Ansar Allah e Hezbollah
Dias depois de Israel ter começado a atacar impiedosamente Gaza, abriram-se duas novas frentes de batalha. No sul do Líbano, os combatentes do Hezbollah começaram a disparar foguetes contra Israel, ocasionando a evacuação de 80,000 israelenses. Israel contra-atacou, inclusive através do uso de ilegal fósforo branco. No início de Novembro, o líder do Hezbollah, Hassan Nasrallah disse aos seus seguidores que os seus combatentes tinham novas armas para ameaçar não só Israel mas também os seus facilitadores, os Estados Unidos.

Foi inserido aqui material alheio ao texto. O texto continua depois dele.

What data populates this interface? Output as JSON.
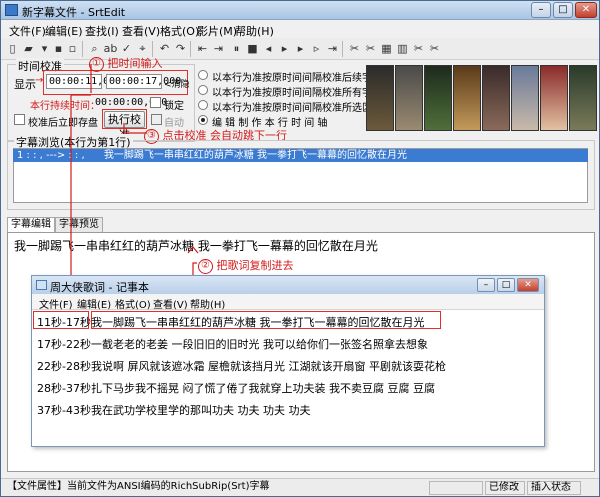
{
  "window": {
    "title": "新字幕文件 - SrtEdit",
    "minimize_glyph": "–",
    "maximize_glyph": "□",
    "close_glyph": "✕"
  },
  "menubar": [
    "文件(F)",
    "编辑(E)",
    "查找(I)",
    "查看(V)",
    "格式(O)",
    "影片(M)",
    "帮助(H)"
  ],
  "time_group": {
    "title": "时间校准",
    "display_label": "显示",
    "arrow_left": "→",
    "start_time": "00:00:11,000",
    "end_time": "00:00:17,000",
    "vanish_label": "<消隐",
    "duration_label": "本行持续时间：",
    "duration_value": "00:00:00,000",
    "lock_label": "锁定",
    "save_after_calibrate_label": "校准后立即存盘",
    "execute_button": "执行校准",
    "auto_label": "自动"
  },
  "callouts": {
    "c1_num": "①",
    "c1_text": "把时间输入",
    "c2_num": "②",
    "c2_text": "把歌词复制进去",
    "c3_num": "③",
    "c3_text": "点击校准 会自动跳下一行"
  },
  "radio_options": [
    {
      "label": "以本行为准按原时间间隔校准后续字幕",
      "selected": false
    },
    {
      "label": "以本行为准按原时间间隔校准所有字幕",
      "selected": false
    },
    {
      "label": "以本行为准按原时间间隔校准所选区间",
      "selected": false
    },
    {
      "label": "编 辑 制 作 本 行 时 间 轴",
      "selected": true
    }
  ],
  "browse": {
    "title": "字幕浏览(本行为第1行)",
    "row_prefix": "1    :    :   ,   --->   :    :   ,",
    "row_text": "我一脚踢飞一串串红红的葫芦冰糖 我一拳打飞一幕幕的回忆散在月光"
  },
  "tabs": [
    "字幕编辑",
    "字幕预览"
  ],
  "edit_text": "我一脚踢飞一串串红红的葫芦冰糖 我一拳打飞一幕幕的回忆散在月光",
  "notepad": {
    "title": "周大侠歌词 - 记事本",
    "menu": [
      "文件(F)",
      "编辑(E)",
      "格式(O)",
      "查看(V)",
      "帮助(H)"
    ],
    "lines": [
      {
        "time": "11秒-17秒",
        "text": "我一脚踢飞一串串红红的葫芦冰糖 我一拳打飞一幕幕的回忆散在月光"
      },
      {
        "time": "17秒-22秒",
        "text": "一截老老的老姜 一段旧旧的旧时光 我可以给你们一张签名照拿去想象"
      },
      {
        "time": "22秒-28秒",
        "text": "我说啊 屏风就该遮冰霜 屋檐就该挡月光 江湖就该开扇窗 平剧就该耍花枪"
      },
      {
        "time": "28秒-37秒",
        "text": "扎下马步我不摇晃 闷了慌了倦了我就穿上功夫装 我不卖豆腐 豆腐 豆腐"
      },
      {
        "time": "37秒-43秒",
        "text": "我在武功学校里学的那叫功夫 功夫 功夫 功夫"
      }
    ]
  },
  "statusbar": {
    "info": "【文件属性】当前文件为ANSI编码的RichSubRip(Srt)字幕",
    "cell1": "",
    "modified": "已修改",
    "insert": "插入状态"
  },
  "colors": {
    "annotation_red": "#d41b1b",
    "selection_blue": "#3b7bd2"
  }
}
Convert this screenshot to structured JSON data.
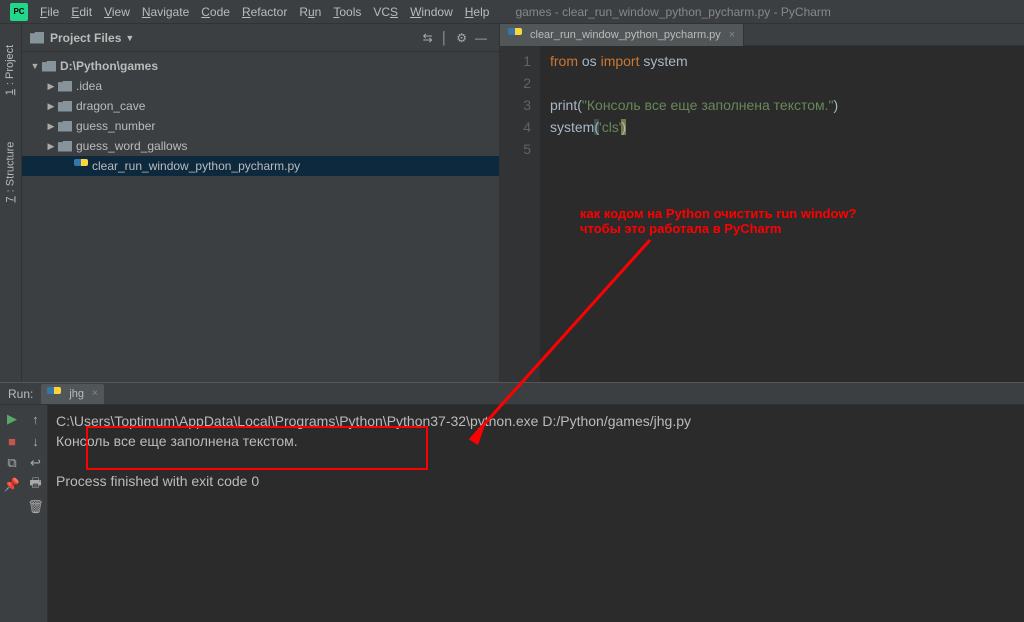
{
  "window_title": "games - clear_run_window_python_pycharm.py - PyCharm",
  "menu": [
    "File",
    "Edit",
    "View",
    "Navigate",
    "Code",
    "Refactor",
    "Run",
    "Tools",
    "VCS",
    "Window",
    "Help"
  ],
  "project_panel": {
    "title": "Project Files",
    "root": "D:\\Python\\games",
    "children": [
      ".idea",
      "dragon_cave",
      "guess_number",
      "guess_word_gallows"
    ],
    "selected_file": "clear_run_window_python_pycharm.py"
  },
  "editor": {
    "tab_name": "clear_run_window_python_pycharm.py",
    "lines": {
      "1": {
        "pre": "from",
        "mid": " os ",
        "pre2": "import",
        "rest": " system"
      },
      "3": {
        "fn": "print",
        "open": "(",
        "str": "\"Консоль все еще заполнена текстом.\"",
        "close": ")"
      },
      "4": {
        "fn": "system",
        "open": "(",
        "str": "'cls'",
        "close": ")"
      }
    }
  },
  "annotation": {
    "line1": "как кодом на Python очистить run window?",
    "line2": "чтобы это работала в PyCharm"
  },
  "run": {
    "label": "Run:",
    "tab": "jhg",
    "output": {
      "path": "C:\\Users\\Toptimum\\AppData\\Local\\Programs\\Python\\Python37-32\\python.exe D:/Python/games/jhg.py",
      "console_text": "Консоль все еще заполнена текстом.",
      "box_char": "\f",
      "finished": "Process finished with exit code 0"
    }
  },
  "gutter_tabs": {
    "project": "1: Project",
    "structure": "7: Structure"
  }
}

Os navios de guerra dos EUA estacionados no Mediterrâneo oriental, disse Nasrallah, “não nos assustam e não nos assustarão”. Seus combatentes, disse ele, “se prepararam para as frotas com as quais vocês nos ameaçam”. A presença de mísseis Yakhont de fabrico russo dá certamente ao Hezbollah a credibilidade para dizer que pode atacar um navio de guerra dos EUA que esteja a menos de 300 quilómetros da costa do Levante.
No discurso, Nasrallah parabenizou Ansar Allah – também chamados de Houthis – pelos mísseis que dispararam contra Israel e contra os navios que tentavam chegar ao Canal de Suez. Esses ataques de Ansar Allah detiveram agora a mão de muitas companhias marítimas, que simplesmente não querem entrar neste conflito (a OOCL de Hong Kong, por exemplo, decidido que seus navios evitarão a região e não abastecerão Israel). Em retaliação, os EUA anunciaram uma coligação marítima para patrulhar o Mar Vermelho. Ansar Allah respondeu que transformaria as águas num “cemitério” porque esta coligação não tratava da liberdade marítima, mas sim de permitir o “imoral” reabastecimento de Israel.
As acções do Hezbollah e do Ansar Allah enviaram uma mensagem às capitais árabes de que pelo menos algumas forças políticas estão dispostas a oferecer solidariedade material aos palestinianos. Isto inspirará as populações árabes a exercerem mais pressão sobre os seus governos. A normalização com Israel parece estar fora de questão. Mas, se esta pressão aumentar, países como o Egipto e a Jordânia poderão ser forçados a reconsiderar os seus tratados de paz.
Este artigo foi produzido por Globetrotter.